DETAILED STRAIN AND CPO ANALYSIS OF A QUARTZITE METACONGLOMERATE REVEALS A METAMORPHIC DISCONTINUITY ACROSS THE PLOMO DUCTILE SHEAR ZONE IN THE PICURIS MOUNTAINS OF NORTHERN NEW MEXICO

The Picuris Mountains of Northern New Mexico may provide some of the best evidence for large-scale tectonism in Laurentia during the Mesoproterozoic (e.g., Daniels et al., 2013). Recent studies have concluded that significant tectonism and metamorphism in the Picuris Mountains occurred around 1.4 Ga, rather than during the more typical 1.5-1.6 Ga Mazatzal time span. The Picuris Mountains contain two map-scale ductile thrusts that are believed to have developed during the 1.4 Ga event.
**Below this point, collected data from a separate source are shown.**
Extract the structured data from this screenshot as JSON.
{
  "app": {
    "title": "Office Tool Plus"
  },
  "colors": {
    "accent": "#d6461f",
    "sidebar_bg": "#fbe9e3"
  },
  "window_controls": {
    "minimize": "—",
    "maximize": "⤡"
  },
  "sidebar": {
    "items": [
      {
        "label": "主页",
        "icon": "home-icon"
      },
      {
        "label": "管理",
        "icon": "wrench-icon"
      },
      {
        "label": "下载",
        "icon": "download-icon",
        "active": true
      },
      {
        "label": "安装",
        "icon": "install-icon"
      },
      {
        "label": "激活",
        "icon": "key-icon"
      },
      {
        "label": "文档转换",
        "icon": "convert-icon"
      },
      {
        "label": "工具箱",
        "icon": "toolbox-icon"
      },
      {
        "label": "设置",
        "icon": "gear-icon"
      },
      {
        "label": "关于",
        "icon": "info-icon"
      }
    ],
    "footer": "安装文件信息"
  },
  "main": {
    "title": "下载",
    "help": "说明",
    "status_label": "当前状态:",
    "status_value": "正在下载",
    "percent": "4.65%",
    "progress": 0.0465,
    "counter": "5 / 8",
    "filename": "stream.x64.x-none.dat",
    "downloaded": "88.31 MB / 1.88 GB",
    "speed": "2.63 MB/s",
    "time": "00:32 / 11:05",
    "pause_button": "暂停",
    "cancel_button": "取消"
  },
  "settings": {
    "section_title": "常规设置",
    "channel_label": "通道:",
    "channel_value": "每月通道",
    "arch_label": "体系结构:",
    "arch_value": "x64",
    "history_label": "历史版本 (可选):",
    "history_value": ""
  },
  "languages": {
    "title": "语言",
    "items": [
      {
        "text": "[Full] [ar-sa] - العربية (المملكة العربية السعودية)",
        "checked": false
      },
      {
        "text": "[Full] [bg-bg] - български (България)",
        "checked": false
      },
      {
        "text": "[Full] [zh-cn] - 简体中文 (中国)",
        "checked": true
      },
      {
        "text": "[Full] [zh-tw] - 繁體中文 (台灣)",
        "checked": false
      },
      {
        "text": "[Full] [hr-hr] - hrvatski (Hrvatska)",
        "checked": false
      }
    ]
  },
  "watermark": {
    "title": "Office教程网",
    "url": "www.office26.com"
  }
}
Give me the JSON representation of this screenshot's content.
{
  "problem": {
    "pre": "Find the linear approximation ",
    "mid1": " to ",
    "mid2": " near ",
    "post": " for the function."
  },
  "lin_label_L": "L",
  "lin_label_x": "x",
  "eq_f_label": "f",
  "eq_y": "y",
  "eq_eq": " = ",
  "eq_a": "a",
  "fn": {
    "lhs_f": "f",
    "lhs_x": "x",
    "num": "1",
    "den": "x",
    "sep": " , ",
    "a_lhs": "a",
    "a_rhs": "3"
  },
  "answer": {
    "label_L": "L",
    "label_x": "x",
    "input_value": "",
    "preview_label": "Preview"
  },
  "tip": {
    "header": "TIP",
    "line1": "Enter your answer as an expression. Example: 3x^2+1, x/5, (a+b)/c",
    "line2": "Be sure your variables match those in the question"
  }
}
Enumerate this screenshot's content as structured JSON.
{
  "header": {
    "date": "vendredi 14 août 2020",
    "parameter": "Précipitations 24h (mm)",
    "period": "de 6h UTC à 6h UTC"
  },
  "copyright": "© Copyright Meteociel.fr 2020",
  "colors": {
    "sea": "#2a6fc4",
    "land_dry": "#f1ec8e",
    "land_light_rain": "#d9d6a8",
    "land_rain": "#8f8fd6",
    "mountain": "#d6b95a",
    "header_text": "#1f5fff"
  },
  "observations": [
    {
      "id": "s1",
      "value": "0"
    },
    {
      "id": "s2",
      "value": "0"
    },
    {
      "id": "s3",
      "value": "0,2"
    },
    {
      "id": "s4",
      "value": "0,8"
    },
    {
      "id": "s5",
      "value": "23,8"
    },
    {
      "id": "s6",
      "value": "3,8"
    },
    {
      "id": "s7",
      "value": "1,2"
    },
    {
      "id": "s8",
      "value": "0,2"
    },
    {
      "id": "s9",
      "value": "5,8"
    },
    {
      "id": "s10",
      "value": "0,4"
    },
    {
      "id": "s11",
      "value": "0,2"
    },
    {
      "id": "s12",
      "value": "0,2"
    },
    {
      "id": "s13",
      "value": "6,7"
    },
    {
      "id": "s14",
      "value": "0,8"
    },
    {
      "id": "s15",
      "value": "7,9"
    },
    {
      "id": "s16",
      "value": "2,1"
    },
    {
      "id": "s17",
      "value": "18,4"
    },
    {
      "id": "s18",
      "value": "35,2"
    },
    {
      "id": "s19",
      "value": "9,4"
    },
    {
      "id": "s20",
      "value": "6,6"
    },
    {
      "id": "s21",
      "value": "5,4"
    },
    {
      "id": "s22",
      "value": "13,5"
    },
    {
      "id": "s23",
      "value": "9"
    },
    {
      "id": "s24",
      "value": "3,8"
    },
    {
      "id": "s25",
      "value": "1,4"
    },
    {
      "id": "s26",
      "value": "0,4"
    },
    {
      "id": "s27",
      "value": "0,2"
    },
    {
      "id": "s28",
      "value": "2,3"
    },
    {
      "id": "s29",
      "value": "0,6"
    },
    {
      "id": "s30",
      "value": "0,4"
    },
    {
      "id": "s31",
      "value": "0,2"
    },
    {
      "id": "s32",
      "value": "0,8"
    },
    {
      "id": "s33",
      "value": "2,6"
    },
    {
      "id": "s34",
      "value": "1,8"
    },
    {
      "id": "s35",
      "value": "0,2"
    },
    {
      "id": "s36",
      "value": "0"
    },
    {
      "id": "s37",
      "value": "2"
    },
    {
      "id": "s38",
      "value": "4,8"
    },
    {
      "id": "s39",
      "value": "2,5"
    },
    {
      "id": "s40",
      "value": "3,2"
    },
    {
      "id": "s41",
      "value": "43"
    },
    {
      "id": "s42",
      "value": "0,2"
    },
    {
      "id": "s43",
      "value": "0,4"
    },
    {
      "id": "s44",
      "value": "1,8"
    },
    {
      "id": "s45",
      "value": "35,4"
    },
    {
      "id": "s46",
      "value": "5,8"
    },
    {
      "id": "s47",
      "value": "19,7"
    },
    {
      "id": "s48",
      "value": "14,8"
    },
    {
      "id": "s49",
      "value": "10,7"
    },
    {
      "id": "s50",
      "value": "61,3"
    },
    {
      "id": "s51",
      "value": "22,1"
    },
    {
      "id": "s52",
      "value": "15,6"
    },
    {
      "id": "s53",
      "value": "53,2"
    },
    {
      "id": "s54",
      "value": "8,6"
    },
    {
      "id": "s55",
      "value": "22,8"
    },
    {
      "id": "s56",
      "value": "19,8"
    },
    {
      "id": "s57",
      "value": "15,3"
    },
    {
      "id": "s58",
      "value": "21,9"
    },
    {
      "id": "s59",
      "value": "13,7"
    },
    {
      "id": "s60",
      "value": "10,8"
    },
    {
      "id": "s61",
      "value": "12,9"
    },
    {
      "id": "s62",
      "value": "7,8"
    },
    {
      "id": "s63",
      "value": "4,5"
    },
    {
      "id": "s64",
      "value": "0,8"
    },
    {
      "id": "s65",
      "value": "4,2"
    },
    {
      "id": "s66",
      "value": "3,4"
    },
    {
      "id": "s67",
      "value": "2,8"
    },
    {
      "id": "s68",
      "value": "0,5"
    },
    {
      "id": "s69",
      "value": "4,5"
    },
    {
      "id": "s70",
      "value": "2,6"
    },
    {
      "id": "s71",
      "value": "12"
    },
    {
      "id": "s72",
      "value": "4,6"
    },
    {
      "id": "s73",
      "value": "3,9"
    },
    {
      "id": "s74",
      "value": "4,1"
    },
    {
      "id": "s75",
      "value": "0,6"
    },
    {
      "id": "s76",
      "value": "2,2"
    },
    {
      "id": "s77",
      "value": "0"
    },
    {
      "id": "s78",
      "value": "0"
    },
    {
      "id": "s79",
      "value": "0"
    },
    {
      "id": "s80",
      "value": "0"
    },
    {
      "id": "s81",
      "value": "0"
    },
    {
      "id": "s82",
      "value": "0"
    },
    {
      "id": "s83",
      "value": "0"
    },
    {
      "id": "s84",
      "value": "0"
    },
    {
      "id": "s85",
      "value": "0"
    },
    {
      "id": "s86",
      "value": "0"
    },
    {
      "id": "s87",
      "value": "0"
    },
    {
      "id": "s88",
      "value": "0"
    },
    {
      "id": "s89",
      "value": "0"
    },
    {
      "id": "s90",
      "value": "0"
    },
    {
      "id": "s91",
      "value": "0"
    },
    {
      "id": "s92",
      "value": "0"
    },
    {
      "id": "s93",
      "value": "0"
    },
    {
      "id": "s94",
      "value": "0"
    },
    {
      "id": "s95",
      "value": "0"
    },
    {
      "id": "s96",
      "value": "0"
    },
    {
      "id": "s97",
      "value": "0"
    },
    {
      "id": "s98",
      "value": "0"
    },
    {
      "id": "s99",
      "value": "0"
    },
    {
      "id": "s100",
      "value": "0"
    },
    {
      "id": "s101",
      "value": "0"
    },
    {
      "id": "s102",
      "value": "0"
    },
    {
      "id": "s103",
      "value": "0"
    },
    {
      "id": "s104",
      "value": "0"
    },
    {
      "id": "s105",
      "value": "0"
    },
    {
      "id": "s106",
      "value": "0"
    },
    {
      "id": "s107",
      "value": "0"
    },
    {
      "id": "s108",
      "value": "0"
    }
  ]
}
The southern thrust zone, the Plomo Fault, juxtaposes highly strained quartzite metaconglomerate and aluminous schist. The metaconglomerate provides a natural laboratory for quantifying strain, deformation partitioning, and rheology within the deformed quartz pebbles. Macroscale calculations of the strain ellipse based on deformed quartzite clast shapes indicate oblate strain, with a Lode’s parameter of 0.5 – 0.7 and octahedral shear value of 1.0 – 1.3. Orientated thin sections were analyzed using electron backscatter diffraction (EBSD) to quantify crystallographic preferred orientation (CPO) in the deformed quartzite clasts. EBSD results also demonstrate flattening strain at the microscale. The opening angles between crossed girdle patterns of quartz c-axis pole figures were measured at 86-88 degrees. When compared to published quartz opening-angle calibrations, these values correlate to conditions of ~650 °C and 6 kbar, consistent with deformation and metamorphism of the metaconglomerate in a deep orogenic setting. The conditions based on opening angles are ~100 °C hotter and ~1 – 1.5 kbars greater than metamorphic conditions determined from the metasedimentary units juxtaposed immediately across the Plomo Fault. This suggests that the metaconglomerate unit was exhumed from a structurally deeper level by slip on the Plomo Fault. We conservatively estimate 3.5 to 5.5 km of exhumation, which supports the interpretation that the Plomo Fault was a major orogenic structure.